MALANG KOTA - Pemkot Malang telah menetapkan tinggi bangunan untuk rencana hotel dan apartemen di Jalan Ahmad Yani, Kecamatan Blimbing.
Maksimal bangunan mega proyek itu tidak boleh di atas 120 meter.
Hal ini sesuai dengan Peraturan Daerah (Perda) Rencana Tata Ruang Tata Wilayah (RTRW).
Kepala Dinas Pekerjaan Umum, Penataan Ruang, Perumahan, dan Kawasan Permukiman (DPUPRPKP) Kota Malang Dandung Djulhar janto mengatakan, berdasar zonasi, di Kecamatan Blimbing, tinggi bangunan tidak boleh lebih dari 120 meter.
”Di Kecamatan Blimbing maksimal hanya boleh 120 meter. Di RTRW dinyatakan demikian, jadi tinggi bangunan dibagi zonasi, per kecamatan bisa berbeda,” jelas pejabat eselon II B Pemkot Malang itu.

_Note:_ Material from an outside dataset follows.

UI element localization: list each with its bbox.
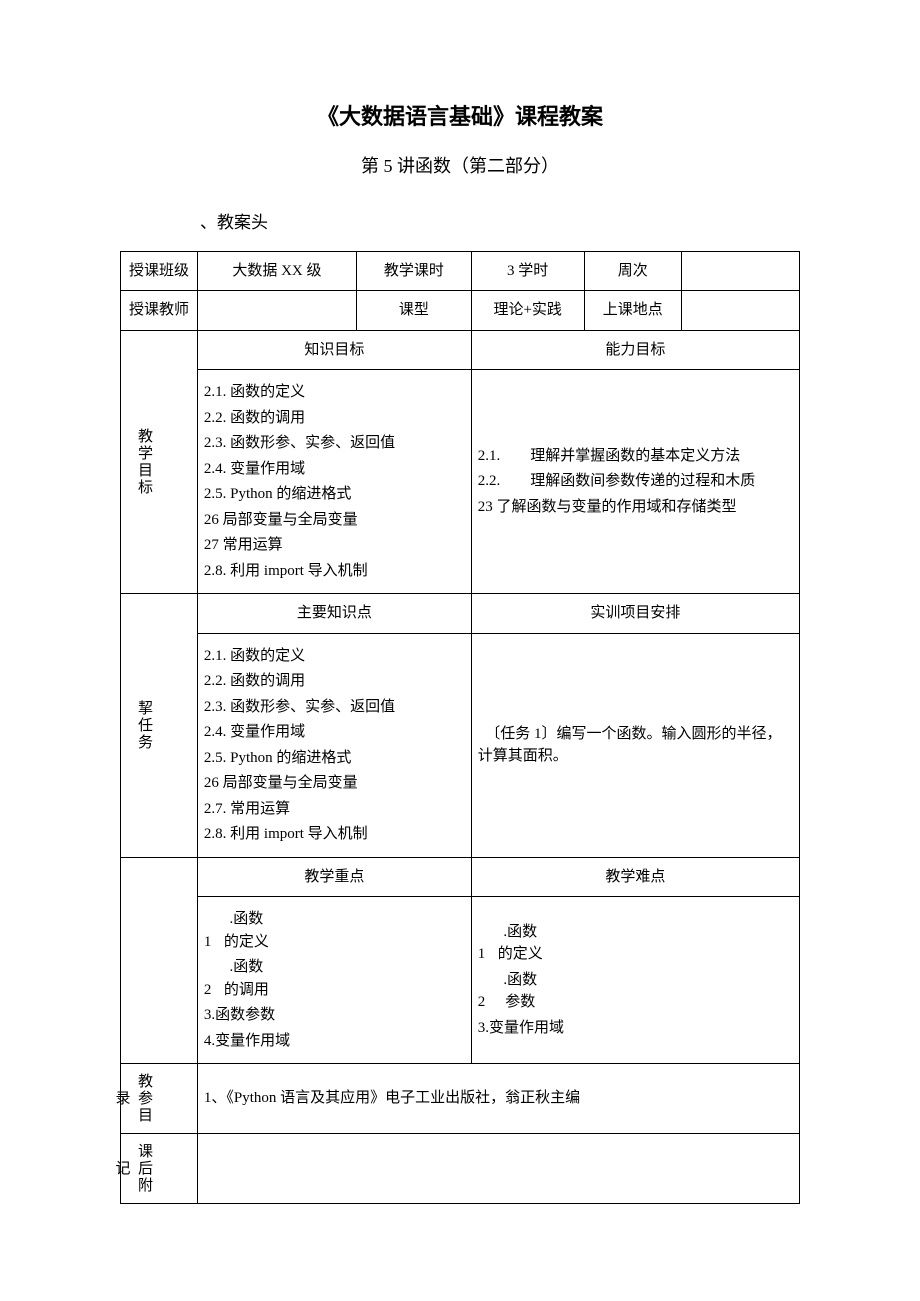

Selain memperhatikan RTRW, Dandung mengatakan, pengembang juga harus mendapat izin dari Lanud Abdulrachman Saleh.
Dalam hal ini perizinan Kawasan Keselamatan Operasi Penerbangan (KKOP).
”Semua pengembang harus mematuhi aturan perizinan yang ditetapkan (batas ketinggian dan KKOP),” tegas Dandung.

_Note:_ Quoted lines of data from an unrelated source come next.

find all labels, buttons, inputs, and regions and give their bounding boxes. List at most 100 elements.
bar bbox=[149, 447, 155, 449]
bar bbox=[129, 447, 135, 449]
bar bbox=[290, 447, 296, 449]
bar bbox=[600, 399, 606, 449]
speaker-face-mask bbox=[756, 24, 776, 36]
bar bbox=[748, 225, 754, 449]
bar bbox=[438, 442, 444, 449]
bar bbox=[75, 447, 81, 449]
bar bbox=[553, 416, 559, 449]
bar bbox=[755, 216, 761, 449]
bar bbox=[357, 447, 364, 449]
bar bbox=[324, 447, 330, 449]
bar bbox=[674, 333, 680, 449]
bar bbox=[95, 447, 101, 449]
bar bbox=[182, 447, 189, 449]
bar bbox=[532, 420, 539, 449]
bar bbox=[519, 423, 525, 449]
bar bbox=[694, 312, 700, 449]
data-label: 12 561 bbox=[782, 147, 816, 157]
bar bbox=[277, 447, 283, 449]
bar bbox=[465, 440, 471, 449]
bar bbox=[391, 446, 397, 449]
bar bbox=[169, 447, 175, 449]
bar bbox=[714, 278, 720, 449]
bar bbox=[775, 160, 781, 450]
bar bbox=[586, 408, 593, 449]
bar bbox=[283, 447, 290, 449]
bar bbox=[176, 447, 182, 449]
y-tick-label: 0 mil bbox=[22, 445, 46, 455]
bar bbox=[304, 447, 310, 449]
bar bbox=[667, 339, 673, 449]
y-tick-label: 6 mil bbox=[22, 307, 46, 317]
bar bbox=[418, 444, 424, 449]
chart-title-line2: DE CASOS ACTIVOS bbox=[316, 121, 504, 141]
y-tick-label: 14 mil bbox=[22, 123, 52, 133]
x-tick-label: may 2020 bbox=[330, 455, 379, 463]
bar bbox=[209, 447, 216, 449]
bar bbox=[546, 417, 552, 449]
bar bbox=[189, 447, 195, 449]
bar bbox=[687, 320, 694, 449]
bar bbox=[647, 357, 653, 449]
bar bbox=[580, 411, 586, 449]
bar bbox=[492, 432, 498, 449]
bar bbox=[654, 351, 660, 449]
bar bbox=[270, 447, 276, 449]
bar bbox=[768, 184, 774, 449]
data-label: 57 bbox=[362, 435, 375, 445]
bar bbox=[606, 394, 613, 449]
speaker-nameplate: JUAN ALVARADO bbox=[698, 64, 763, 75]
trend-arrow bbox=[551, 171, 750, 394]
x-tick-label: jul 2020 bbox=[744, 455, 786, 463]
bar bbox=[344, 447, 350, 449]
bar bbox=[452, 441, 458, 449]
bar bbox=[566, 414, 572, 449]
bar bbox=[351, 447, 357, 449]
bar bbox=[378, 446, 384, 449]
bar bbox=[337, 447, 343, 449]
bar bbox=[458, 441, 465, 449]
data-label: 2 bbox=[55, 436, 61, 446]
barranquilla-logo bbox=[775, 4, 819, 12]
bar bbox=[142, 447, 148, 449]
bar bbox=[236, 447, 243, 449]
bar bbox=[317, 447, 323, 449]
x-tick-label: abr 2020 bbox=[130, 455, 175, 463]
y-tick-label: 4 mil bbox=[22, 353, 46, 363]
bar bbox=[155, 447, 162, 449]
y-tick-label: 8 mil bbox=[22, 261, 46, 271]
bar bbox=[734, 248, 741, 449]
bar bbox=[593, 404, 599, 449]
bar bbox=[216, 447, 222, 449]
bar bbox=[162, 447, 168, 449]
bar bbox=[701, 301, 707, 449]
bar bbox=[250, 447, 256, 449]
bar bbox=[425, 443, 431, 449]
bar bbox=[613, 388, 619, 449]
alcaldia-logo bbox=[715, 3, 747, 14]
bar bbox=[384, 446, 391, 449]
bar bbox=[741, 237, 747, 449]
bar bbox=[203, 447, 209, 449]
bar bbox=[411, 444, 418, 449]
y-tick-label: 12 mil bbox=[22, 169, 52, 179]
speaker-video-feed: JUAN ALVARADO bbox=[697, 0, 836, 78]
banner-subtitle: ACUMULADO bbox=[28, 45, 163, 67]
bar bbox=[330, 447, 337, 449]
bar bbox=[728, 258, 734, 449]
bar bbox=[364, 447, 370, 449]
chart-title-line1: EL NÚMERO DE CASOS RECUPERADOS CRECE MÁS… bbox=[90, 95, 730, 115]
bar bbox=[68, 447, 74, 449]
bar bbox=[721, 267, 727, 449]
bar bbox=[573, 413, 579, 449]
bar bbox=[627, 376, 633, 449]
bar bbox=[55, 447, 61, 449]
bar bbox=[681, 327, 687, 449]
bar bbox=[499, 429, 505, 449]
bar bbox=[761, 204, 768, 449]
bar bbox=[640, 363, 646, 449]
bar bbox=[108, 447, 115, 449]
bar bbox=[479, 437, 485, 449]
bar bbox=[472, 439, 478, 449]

Terkait perizinan air bawah tanah, Dandung menyampaikan pengurusan bukan wewenang Pemkot Malang.
Meskipun pajaknya kedepan dibayarkan kepada pemkot.

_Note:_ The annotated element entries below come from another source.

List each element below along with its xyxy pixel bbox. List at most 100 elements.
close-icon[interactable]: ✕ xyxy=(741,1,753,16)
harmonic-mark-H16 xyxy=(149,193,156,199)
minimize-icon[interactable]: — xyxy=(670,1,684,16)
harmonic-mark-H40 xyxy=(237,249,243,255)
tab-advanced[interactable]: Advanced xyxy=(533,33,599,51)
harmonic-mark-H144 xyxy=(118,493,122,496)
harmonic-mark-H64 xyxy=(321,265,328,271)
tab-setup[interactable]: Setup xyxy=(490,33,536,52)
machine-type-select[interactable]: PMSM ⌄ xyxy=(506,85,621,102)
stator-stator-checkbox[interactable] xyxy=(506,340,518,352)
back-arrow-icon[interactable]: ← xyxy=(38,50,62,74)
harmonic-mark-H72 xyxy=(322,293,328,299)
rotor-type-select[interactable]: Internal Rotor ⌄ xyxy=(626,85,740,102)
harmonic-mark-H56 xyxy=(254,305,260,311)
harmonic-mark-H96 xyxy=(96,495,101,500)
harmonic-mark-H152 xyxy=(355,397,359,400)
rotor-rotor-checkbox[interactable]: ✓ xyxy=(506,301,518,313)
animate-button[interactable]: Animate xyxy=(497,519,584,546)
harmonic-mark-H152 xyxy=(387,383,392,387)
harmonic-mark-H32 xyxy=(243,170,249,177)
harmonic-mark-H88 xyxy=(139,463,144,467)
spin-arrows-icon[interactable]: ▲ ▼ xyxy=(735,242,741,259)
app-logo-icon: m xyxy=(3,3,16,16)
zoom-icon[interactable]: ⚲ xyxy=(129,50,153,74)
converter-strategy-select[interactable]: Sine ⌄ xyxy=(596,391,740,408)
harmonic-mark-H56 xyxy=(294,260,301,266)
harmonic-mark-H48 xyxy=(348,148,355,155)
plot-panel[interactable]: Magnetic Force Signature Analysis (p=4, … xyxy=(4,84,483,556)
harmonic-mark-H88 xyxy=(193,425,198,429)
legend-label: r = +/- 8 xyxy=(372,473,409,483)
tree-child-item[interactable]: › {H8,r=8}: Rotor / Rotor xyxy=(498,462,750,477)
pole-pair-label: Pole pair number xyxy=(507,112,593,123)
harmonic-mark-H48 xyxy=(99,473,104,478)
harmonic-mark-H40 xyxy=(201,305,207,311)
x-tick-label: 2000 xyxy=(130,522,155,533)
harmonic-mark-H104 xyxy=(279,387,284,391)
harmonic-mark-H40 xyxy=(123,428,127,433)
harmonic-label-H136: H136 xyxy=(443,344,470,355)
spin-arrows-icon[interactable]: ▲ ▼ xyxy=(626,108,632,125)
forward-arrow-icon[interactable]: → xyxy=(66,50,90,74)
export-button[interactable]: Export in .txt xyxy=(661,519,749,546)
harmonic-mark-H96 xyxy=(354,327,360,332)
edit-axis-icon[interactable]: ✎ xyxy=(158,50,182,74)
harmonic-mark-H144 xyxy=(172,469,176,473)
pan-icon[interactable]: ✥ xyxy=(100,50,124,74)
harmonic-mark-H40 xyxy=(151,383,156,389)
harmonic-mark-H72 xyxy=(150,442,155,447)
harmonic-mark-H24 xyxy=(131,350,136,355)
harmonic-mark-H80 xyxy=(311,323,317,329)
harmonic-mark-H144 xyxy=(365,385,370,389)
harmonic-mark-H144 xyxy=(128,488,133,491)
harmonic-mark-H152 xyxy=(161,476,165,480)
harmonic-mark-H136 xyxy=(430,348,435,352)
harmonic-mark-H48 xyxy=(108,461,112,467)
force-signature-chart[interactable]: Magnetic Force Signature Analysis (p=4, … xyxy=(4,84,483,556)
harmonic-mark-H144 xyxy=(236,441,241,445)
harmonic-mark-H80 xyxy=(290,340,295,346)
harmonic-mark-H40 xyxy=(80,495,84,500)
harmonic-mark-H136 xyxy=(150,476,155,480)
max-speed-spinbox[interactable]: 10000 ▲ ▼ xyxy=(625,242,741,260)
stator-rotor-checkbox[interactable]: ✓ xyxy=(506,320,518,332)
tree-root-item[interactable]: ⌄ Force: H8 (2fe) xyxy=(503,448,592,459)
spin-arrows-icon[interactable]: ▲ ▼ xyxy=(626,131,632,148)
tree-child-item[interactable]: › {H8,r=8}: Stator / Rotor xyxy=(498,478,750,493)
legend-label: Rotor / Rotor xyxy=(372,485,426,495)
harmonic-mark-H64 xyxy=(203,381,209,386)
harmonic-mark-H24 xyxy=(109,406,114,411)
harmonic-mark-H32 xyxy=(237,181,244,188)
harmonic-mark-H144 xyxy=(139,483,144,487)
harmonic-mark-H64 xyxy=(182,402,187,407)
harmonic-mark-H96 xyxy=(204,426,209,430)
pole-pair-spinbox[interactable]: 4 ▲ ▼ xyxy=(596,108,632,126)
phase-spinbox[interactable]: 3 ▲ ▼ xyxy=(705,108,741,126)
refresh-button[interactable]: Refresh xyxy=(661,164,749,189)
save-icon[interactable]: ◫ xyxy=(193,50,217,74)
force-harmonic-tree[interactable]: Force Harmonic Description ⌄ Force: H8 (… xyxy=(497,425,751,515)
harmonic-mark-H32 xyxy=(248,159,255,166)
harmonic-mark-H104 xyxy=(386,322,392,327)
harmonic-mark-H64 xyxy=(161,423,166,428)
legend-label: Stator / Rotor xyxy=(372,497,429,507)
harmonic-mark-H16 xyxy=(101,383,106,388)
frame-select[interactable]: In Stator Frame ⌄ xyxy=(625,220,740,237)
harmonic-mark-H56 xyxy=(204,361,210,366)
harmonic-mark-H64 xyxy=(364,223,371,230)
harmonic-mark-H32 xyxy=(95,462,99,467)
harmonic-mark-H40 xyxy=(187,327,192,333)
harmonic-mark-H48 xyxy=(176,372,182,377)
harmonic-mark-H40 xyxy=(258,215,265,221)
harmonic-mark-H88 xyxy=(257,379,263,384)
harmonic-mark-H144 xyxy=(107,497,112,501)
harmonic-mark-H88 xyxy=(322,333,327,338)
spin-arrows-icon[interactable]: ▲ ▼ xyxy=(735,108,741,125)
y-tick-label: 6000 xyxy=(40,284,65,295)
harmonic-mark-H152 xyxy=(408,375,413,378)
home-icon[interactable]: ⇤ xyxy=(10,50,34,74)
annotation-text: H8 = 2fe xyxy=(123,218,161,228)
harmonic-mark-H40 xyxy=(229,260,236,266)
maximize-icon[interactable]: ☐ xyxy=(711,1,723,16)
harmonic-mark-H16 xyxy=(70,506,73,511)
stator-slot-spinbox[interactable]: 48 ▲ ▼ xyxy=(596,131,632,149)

”Kami tidak mengeluarkan izin bawah tanah. Di provinsi kemudian pusat,” imbuh dia.
Seperti yang diberitakan sebelumnya, lahan di dekat Plasa Telkom akan dibuat hotel dan apartemen.
Pengembang yang berencana membangun mega proyek itu adalah PT Tanrise Property.